Furthermore, in this age of bubble-wrapped children, when parents put helmets on wee tricycle riders, many children are going to be steered away from youth football, diverting the flow of talent to the benefit of other sports.
In the NFL, especially, football is increasingly a spectacle, a game surrounded by manufactured frenzy, on the grass and in the increasingly unpleasant ambiance of the fans in the stands. Football on the field is a three-hour adrenaline-and-testosterone bath. For all its occasional elegance and beauty, it is basically violence for, among other purposes, inflicting intimidating pain. (Seau said his job was “to inflict pain on my opponent and have him quit.”) (George Will, “George Will: Safer football is a fantasy”, postbulletin.com, 7/6/12)
Whether you agree with Will’s position or not, you cannot deny the recent tragedies surrounding former NFL greats and the eerie connection those deaths have to playing the sport they loved.

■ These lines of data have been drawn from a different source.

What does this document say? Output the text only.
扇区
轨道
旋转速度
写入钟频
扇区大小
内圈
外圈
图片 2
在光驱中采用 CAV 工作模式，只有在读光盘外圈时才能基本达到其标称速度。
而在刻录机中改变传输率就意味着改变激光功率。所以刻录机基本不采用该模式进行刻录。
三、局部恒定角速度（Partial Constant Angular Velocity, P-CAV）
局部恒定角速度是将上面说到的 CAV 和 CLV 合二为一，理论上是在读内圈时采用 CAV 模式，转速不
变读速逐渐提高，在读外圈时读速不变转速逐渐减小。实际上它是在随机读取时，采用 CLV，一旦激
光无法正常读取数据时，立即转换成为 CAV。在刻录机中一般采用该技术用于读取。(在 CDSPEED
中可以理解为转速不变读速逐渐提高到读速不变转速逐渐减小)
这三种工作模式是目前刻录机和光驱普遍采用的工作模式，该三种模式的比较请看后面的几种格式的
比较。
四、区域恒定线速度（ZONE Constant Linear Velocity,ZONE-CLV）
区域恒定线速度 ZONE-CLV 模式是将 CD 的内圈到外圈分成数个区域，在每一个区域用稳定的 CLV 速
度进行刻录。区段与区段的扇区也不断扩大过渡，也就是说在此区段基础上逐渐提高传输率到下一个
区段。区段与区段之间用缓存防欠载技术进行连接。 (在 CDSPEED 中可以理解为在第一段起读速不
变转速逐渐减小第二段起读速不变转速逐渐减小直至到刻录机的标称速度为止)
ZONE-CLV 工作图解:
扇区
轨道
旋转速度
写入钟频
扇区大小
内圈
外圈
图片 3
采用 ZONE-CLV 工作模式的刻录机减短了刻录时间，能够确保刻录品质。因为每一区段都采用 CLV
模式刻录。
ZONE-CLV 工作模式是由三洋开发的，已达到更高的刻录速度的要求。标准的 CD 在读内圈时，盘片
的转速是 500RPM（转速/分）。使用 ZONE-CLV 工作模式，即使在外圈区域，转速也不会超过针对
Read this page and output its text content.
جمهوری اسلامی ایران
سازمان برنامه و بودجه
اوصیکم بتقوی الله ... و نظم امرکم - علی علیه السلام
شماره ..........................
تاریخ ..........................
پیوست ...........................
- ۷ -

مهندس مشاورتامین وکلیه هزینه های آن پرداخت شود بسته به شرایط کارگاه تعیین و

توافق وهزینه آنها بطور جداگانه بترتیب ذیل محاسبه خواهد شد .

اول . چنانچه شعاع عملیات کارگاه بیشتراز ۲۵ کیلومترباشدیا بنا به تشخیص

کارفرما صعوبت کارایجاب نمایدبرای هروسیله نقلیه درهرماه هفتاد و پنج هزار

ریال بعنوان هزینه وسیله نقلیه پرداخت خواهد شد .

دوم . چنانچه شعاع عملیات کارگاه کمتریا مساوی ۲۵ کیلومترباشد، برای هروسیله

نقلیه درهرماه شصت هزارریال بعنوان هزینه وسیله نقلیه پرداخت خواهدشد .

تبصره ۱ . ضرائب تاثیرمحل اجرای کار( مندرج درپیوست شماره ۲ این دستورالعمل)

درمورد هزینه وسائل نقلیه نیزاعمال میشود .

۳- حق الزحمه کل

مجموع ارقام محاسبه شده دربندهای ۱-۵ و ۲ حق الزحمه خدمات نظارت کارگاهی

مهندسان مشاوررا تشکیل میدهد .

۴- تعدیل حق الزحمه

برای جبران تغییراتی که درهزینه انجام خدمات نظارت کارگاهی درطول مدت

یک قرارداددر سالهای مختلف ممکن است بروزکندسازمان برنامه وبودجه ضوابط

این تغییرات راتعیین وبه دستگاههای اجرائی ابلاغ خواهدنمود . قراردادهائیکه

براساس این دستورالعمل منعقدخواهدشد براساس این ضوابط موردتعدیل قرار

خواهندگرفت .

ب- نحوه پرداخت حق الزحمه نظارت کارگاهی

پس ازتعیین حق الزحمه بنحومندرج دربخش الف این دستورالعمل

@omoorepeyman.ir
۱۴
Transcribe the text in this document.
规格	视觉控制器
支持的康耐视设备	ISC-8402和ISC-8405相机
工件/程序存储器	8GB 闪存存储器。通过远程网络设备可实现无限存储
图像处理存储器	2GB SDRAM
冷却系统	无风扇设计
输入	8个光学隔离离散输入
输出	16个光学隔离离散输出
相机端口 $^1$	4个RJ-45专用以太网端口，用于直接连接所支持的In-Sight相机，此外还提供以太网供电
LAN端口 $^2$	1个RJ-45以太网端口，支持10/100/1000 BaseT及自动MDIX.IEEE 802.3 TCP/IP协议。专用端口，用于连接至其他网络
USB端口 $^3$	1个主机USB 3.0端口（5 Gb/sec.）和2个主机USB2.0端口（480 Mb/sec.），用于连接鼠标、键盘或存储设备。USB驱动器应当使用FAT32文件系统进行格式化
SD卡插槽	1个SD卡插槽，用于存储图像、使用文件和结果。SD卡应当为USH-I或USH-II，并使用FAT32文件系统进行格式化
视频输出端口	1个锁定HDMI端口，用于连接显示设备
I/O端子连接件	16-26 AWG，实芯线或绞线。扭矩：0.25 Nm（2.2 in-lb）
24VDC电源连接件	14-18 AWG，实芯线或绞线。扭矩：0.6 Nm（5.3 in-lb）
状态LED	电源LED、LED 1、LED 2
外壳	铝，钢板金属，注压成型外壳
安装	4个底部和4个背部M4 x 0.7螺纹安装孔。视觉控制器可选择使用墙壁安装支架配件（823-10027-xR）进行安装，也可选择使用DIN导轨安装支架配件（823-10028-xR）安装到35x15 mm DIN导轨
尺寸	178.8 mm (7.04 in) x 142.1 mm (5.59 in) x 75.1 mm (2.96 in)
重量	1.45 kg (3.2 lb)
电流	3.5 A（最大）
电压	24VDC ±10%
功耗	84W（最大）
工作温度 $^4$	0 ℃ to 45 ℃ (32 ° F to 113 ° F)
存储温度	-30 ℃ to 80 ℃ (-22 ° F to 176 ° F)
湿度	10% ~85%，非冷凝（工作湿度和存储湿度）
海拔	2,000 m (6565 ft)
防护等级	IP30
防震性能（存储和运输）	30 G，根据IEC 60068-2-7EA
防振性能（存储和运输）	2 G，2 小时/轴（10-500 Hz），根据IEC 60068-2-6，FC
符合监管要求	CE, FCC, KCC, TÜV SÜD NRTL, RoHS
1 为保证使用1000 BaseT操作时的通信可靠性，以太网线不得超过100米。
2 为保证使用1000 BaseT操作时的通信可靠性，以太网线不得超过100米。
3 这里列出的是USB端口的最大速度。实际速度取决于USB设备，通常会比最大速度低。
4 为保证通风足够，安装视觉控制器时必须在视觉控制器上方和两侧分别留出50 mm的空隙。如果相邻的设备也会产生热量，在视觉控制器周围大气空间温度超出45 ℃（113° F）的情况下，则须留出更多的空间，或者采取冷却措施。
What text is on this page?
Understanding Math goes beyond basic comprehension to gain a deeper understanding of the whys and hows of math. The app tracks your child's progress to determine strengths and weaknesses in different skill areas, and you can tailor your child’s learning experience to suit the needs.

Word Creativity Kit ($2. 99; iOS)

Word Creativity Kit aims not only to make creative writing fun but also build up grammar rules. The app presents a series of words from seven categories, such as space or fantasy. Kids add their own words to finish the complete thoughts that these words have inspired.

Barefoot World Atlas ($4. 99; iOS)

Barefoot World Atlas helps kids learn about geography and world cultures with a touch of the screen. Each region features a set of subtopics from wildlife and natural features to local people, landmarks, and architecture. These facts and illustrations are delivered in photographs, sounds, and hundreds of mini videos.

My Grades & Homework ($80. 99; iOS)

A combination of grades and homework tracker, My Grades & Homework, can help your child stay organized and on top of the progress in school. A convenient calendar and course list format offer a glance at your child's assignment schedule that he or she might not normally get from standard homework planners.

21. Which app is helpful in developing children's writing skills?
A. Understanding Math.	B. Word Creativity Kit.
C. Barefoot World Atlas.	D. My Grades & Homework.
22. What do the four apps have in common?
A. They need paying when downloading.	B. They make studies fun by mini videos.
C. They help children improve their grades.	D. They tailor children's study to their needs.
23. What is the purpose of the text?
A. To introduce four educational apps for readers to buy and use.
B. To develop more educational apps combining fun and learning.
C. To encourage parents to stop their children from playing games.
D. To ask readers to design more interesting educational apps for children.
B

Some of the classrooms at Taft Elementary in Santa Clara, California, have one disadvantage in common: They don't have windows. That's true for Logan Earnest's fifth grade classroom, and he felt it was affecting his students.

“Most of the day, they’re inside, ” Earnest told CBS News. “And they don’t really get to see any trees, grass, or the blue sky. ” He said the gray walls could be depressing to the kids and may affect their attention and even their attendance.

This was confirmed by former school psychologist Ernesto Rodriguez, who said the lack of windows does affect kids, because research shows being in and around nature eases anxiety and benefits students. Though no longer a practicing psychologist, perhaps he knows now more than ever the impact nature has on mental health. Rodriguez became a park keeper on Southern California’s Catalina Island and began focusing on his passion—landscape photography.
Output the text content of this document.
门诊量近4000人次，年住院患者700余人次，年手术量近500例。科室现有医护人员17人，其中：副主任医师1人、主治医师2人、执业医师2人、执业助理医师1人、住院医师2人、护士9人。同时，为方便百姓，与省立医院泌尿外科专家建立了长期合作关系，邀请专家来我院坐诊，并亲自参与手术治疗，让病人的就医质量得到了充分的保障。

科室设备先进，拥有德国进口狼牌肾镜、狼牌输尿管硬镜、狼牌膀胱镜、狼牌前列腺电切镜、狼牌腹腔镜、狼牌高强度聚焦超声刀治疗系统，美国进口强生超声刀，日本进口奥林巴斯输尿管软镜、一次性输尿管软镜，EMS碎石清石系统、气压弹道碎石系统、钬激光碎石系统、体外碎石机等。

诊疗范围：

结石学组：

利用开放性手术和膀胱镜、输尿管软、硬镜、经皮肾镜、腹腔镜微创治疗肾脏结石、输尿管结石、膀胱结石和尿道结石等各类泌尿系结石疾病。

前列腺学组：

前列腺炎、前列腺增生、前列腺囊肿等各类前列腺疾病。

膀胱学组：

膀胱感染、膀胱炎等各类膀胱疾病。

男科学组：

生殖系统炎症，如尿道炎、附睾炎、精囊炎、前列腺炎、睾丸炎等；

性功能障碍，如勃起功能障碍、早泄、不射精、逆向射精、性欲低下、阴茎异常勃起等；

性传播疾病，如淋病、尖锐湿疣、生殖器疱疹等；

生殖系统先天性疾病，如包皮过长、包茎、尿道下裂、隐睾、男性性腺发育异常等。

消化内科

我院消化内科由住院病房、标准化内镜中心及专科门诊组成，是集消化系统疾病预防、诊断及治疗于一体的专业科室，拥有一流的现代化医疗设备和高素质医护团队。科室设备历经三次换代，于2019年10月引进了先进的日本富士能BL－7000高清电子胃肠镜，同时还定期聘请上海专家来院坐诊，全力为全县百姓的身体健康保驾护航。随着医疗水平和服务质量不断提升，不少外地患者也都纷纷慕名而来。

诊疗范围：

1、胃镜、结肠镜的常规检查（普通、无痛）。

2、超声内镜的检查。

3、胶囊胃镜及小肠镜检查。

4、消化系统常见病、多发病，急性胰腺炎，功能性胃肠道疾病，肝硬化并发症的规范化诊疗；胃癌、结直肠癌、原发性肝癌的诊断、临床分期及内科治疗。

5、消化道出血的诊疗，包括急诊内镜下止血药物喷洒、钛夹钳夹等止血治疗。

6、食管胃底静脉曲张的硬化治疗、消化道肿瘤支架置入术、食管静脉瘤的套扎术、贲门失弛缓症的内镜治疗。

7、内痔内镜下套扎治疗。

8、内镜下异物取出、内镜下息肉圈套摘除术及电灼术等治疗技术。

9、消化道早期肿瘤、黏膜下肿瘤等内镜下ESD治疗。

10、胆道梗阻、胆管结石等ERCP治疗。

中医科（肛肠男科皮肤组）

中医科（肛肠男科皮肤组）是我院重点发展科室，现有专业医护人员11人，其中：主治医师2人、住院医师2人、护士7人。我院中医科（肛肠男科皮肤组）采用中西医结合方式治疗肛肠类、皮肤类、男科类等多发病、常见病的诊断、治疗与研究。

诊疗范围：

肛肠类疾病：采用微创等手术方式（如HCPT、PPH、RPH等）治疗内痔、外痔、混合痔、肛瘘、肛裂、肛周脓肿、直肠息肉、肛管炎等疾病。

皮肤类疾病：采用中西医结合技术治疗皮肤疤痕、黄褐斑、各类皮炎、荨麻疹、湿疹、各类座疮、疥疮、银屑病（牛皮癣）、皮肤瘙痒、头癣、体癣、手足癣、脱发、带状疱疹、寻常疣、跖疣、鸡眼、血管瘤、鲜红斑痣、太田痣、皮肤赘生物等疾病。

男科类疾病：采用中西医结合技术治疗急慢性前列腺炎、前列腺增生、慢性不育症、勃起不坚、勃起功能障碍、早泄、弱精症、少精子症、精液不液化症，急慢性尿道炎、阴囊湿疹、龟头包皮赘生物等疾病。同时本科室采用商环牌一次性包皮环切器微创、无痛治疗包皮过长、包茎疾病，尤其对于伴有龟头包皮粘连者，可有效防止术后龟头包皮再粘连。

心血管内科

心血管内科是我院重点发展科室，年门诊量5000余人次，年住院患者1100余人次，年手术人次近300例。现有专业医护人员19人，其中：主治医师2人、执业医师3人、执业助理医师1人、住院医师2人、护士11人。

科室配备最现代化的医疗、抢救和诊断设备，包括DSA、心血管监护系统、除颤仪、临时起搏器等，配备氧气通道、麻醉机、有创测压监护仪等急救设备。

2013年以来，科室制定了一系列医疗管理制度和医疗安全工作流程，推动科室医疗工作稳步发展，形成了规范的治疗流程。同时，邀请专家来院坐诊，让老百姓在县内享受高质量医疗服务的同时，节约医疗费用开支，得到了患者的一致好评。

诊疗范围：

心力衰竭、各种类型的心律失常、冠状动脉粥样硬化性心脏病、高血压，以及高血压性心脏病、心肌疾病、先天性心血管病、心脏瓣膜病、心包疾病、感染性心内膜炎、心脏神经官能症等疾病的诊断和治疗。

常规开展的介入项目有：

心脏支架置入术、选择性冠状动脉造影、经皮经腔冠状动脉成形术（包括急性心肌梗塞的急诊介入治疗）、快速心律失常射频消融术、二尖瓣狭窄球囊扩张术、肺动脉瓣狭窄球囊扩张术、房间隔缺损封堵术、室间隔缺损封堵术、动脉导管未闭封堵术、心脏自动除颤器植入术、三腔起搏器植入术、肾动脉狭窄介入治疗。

Despite advancements in helmet technology and the increasing rules, imposed at both the college and professional level, put in place to protect those who would be on the other side of the most vicious of hits, football remains a sport where serious injuries happen. That said, how many current players are worried about their play long-term health? Many of them are too busy living in the moment to be concerned with whether or not they’ll be around at 50 or 60 years of age.
They aren’t thinking about Ray Easterlings or Junior Seau because that would force them to change the style of play that got them the recognition in the first place.
On the other hand, what about Will’s question about the “bubble-wrap” children? Will their parents be as willing to let them play the game of football knowing the potential consequences? Will the reward outweigh the risk for them?
As a football fan myself, I appreciate the game in all it’s forms, but as a mother I’m not willing to let my son play the sport because it’s become too dangerous even at his age of seven; I fall into that group Will points out that has willingly steered their children away from the game and into a safer alternative—and I don’t apologize for having done so.
In any event, despite my overprotective mothering and the escalating evidence that football could potentially be the catalyst behind the deaths of some of its most beloved players, I have no doubt that the sport will continue to thrive so long as it’s glorified and loved as it is today.
It’s not going anywhere, anytime soon, and I don’t know that attempts to make it safer will do anything more than water down the product and kill the competitive natures that make it so popular in the first place.
Football is a violent game—much like hockey, mixed martial arts, boxing, extreme sports, motorsports, etc.—but it’s the game men choose to play and we choose to watch and I don’t see that changing.